Title: Call readinto in shutil.copyfileobj
Type: performance Stage: resolved
Components: Versions: Python 3.7
Status: closed Resolution: rejected
Assigned To: Nosy List: YoSTEALTH, christian.heimes, martin.panter, serhiy.storchaka
Priority: normal Keywords: patch

Created on 2018-01-10 22:11 by YoSTEALTH, last changed 2018-01-17 18:07 by serhiy.storchaka. This issue is now closed.

PR 5158 closed YoSTEALTH, 2018-01-11 13:18
PR 5147 closed YoSTEALTH, 2018-01-11 13:42
Messages (7)
Author: (YoSTEALTH) Date: 2018-01-10 22:11
improved "copyfileobj" function to use less memory
Author: Martin Panter (martin.panter) Date: 2018-01-11 00:58
Looks like you want to use a "readinto" method to reduce data copying.
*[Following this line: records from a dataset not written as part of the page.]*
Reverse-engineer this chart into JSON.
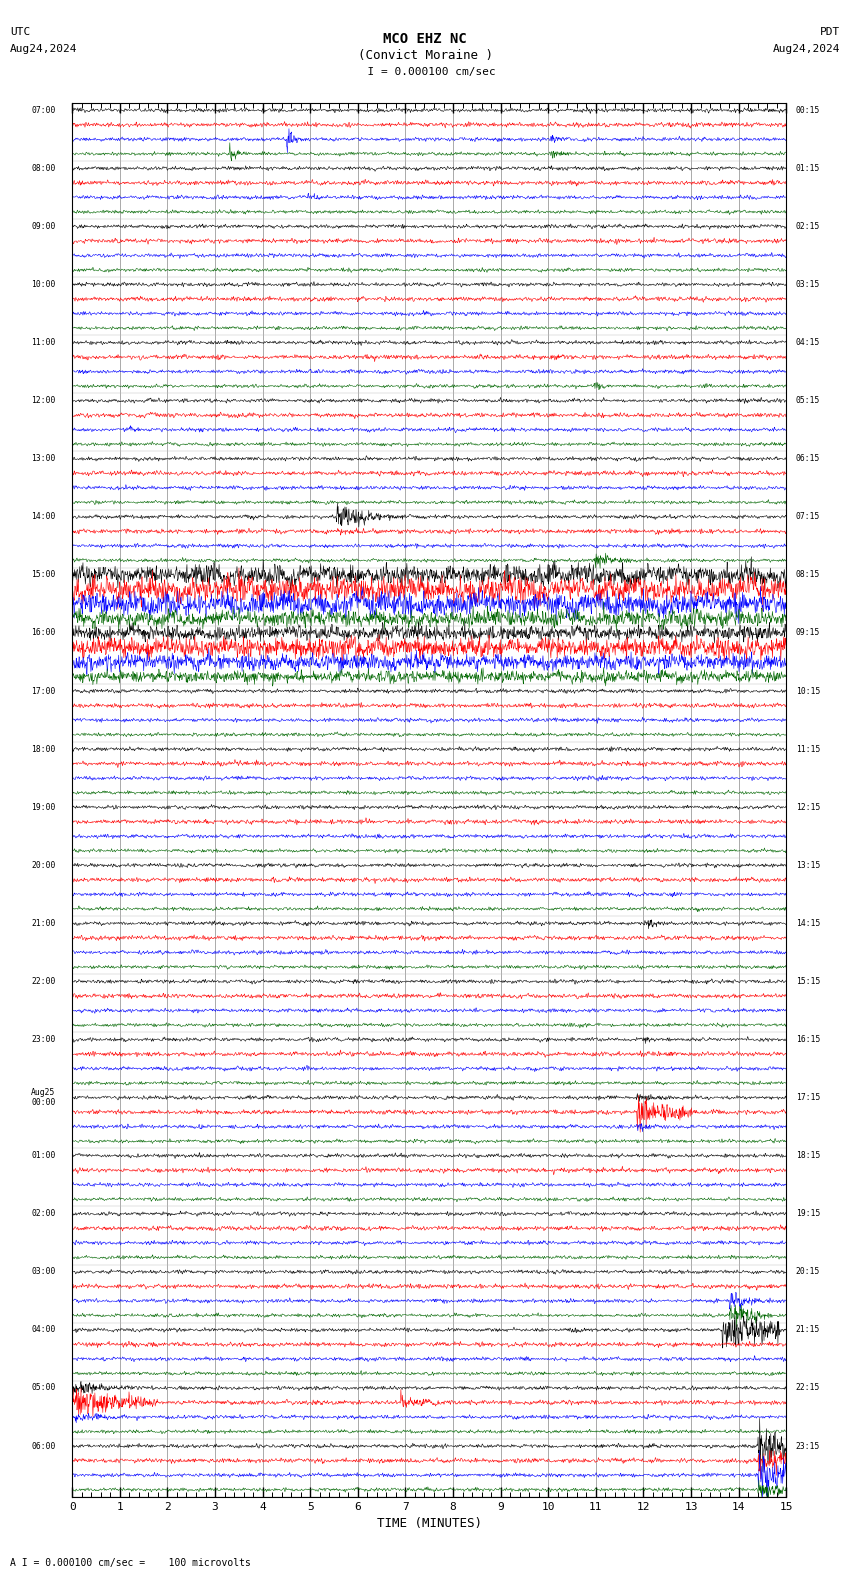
{
  "title_line1": "MCO EHZ NC",
  "title_line2": "(Convict Moraine )",
  "scale_bar": "  I = 0.000100 cm/sec",
  "utc_label": "UTC",
  "utc_date": "Aug24,2024",
  "pdt_label": "PDT",
  "pdt_date": "Aug24,2024",
  "xlabel": "TIME (MINUTES)",
  "bottom_note": "A I = 0.000100 cm/sec =    100 microvolts",
  "x_min": 0,
  "x_max": 15,
  "background_color": "#ffffff",
  "trace_colors": [
    "black",
    "red",
    "blue",
    "green"
  ],
  "grid_color": "#888888",
  "utc_times_left": [
    "07:00",
    "08:00",
    "09:00",
    "10:00",
    "11:00",
    "12:00",
    "13:00",
    "14:00",
    "15:00",
    "16:00",
    "17:00",
    "18:00",
    "19:00",
    "20:00",
    "21:00",
    "22:00",
    "23:00",
    "Aug25\n00:00",
    "01:00",
    "02:00",
    "03:00",
    "04:00",
    "05:00",
    "06:00"
  ],
  "pdt_times_right": [
    "00:15",
    "01:15",
    "02:15",
    "03:15",
    "04:15",
    "05:15",
    "06:15",
    "07:15",
    "08:15",
    "09:15",
    "10:15",
    "11:15",
    "12:15",
    "13:15",
    "14:15",
    "15:15",
    "16:15",
    "17:15",
    "18:15",
    "19:15",
    "20:15",
    "21:15",
    "22:15",
    "23:15"
  ],
  "num_rows": 24,
  "traces_per_row": 4,
  "fig_width": 8.5,
  "fig_height": 15.84
}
One problem is that it is not specified exactly what kind of object "copyfileobj" supports reading from. The documentation only says "file-like". According to the glossary, this means io.RawIOBase, BufferedIOBase, or TextIOBase. However TextIOBase doesn't have a "readinto" method. And it wouldn't be hard to find that someone has written their own class that doesn't have "readinto" either.

The other problem is you still need to support a negative "length" value, which is easier to do by calling "read".
Author: (YoSTEALTH) Date: 2018-01-11 12:17
Martin, your points got me thinking... to make a proper copy of a file, it should be done using bytes! Text IO could easily lead to corrupting your file.

for example (current function):
    with open(old_path, 'r', encoding='latin-1') as fsrc:
        with open(new_path, 'w') as fdst:
            copyfileobj(fsrc, fdst)

This would lead you to have wrongly encoded file with different filesize.
Author: (YoSTEALTH) Date: 2018-01-11 13:32
Ok, updated the patch to account for:
- improved memory usage for bytes io using readinto
- still supporting negative length
- potential encoding mismatch bug fix while using text io

did i miss anything?
Author: Serhiy Storchaka (serhiy.storchaka) Date: 2018-01-11 14:02
Please provide benchmark results to demonstrate the benefits of this change.
Author: Christian Heimes (christian.heimes) Date: 2018-01-11 14:16
I already blocked the PR with a request for benchmarks and proper tests.
Author: (YoSTEALTH) Date: 2018-01-11 17:36
here is the links to benchmark:  # time ./

the problem is the result times are so sparitic that not sure what to post as the result! I have tried with actual file as well and the results are all over the place.

If any of you out there are can do benchmark that can produce accurate results and post the result it would help.